Development of signal analysis softwares


Christophe Pouzat CNRS Paris
Samuel Garcia CNRS Lyon

The scientific community using multi-electrode arrays (MEAs) is currently facing a number of problems:

The volume of data generated during an experiment is exploding exponentially. The size of the data generated by extracellular recordings can range from a few tens of MB to a few tens of GB per hour of acquisition. In addition to the problem of storage, the methodological problems of analysing this data are particularly acute.

Analysis of extracellular signals, whether at the level of cell discharges (action potentials or spikes) or network phenomena (local field potential, LFP), requires increasingly sophisticated expertise. What’s more, the level of ‘noise’ contained in these signals, combined with the great complexity of the methods, precludes a purely automatic analysis. As a result, the time spent analysing the data routinely and significantly exceeds the time spent on acquisition.

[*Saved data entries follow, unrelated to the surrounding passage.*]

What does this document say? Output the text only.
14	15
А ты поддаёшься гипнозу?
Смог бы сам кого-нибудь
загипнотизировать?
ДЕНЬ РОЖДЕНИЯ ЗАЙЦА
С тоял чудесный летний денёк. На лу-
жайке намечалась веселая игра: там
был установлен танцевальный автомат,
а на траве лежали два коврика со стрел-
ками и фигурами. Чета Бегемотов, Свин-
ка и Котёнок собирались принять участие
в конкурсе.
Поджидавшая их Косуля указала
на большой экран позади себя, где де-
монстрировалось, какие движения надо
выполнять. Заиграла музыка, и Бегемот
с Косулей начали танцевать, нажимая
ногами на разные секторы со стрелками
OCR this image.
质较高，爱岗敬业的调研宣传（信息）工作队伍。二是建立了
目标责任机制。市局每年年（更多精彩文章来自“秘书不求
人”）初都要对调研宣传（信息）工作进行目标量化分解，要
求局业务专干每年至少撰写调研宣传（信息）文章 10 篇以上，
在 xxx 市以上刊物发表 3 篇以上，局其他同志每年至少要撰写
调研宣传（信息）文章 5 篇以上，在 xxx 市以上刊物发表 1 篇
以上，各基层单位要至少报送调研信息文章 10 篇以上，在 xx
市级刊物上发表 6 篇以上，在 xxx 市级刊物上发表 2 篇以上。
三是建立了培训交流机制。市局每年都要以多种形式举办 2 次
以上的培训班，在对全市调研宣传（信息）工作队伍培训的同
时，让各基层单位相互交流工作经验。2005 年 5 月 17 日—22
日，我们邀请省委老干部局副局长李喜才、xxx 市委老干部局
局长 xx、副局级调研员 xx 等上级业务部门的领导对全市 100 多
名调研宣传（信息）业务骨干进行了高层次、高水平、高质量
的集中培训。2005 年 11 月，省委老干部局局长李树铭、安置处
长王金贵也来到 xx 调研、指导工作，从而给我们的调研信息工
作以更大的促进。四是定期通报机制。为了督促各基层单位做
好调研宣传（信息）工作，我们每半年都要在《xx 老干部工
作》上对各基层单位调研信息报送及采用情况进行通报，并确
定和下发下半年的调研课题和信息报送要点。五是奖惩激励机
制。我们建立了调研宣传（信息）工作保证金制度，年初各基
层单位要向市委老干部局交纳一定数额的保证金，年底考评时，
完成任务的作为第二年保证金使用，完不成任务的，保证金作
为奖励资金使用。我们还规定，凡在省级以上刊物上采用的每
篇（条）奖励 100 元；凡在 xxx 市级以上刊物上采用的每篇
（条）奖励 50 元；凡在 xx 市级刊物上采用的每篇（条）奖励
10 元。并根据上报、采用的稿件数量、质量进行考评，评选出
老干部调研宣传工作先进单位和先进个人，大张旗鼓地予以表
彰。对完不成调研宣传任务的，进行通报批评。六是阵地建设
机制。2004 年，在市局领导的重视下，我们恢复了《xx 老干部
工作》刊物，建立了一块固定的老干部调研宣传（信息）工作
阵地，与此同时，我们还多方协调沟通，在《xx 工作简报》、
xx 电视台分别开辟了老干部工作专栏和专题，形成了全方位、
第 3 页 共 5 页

The neurophysiology community suffers from poor networking of analysis methods and tools. Some laboratories are fortunate enough to have strong analytical skills (researchers or engineers). This often leads to the development of algorithms used ‘locally’. Unfortunately, these developments are not widely disseminated in the community, and the scenario where a student or postdoctoral trainee has to develop a complete set of tools all by himself is unfortunately all too common. This situation is made all the more frustrating by the fact that all these toolkits that clone each other are often less well programmed than algorithms freely available on the Net.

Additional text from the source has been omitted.